Pararaton sendiri, sebagai sumber awal mengenai peristiwa itu diragukan keakuratannya. Dari hasil pembacaan ulang atas teks Pararaton, Agung Kriswantoro, filolog Perpustakaan Nasional RI, menyebut data sejarah di dalam Pararaton sangat mungkin menyimpang dari sumber data primer. Hal ini disebabkan waktu penulisan teks dilakukan jauh setelah peristiwa sebenarnya terjadi.
Bahkan Edi Sedyawati, guru besar arkeologi Universitas Indonesia, membuat perkiraan lebih jauh.
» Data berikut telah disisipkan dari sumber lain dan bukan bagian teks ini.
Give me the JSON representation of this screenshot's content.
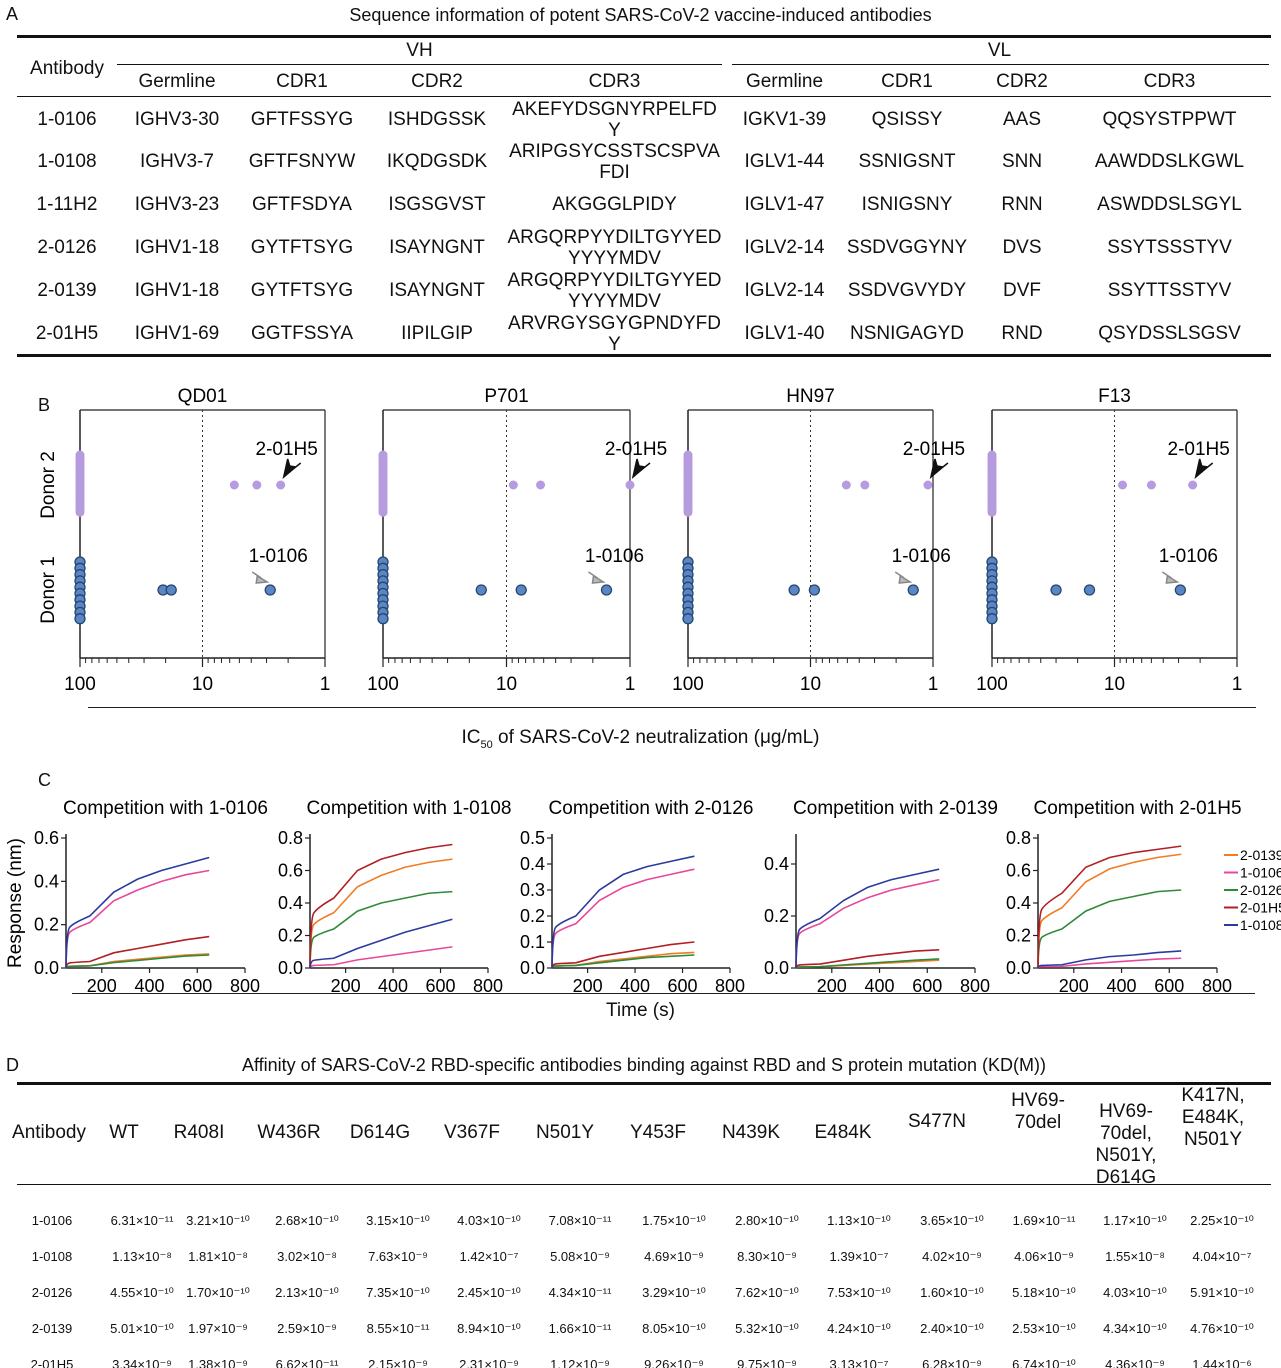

Peristiwa Bubat tidak lebih dari sisipan penyalin Pararaton, atau malahan tambahan orang Belanda pertama yang menelitinya.
“Usai perang Bubat itu, diyakini Gajah Mada meninggal atau mati dengan moksa. Sebab, sampai dimana pun dan kapanpun Gajah Mada tidak akan pernah mau melawan perintah Raja Majapahit,” tutur Dimas Cokro Pamungkas, budayawan Trowulan yang mempelajari tentang Majapahit.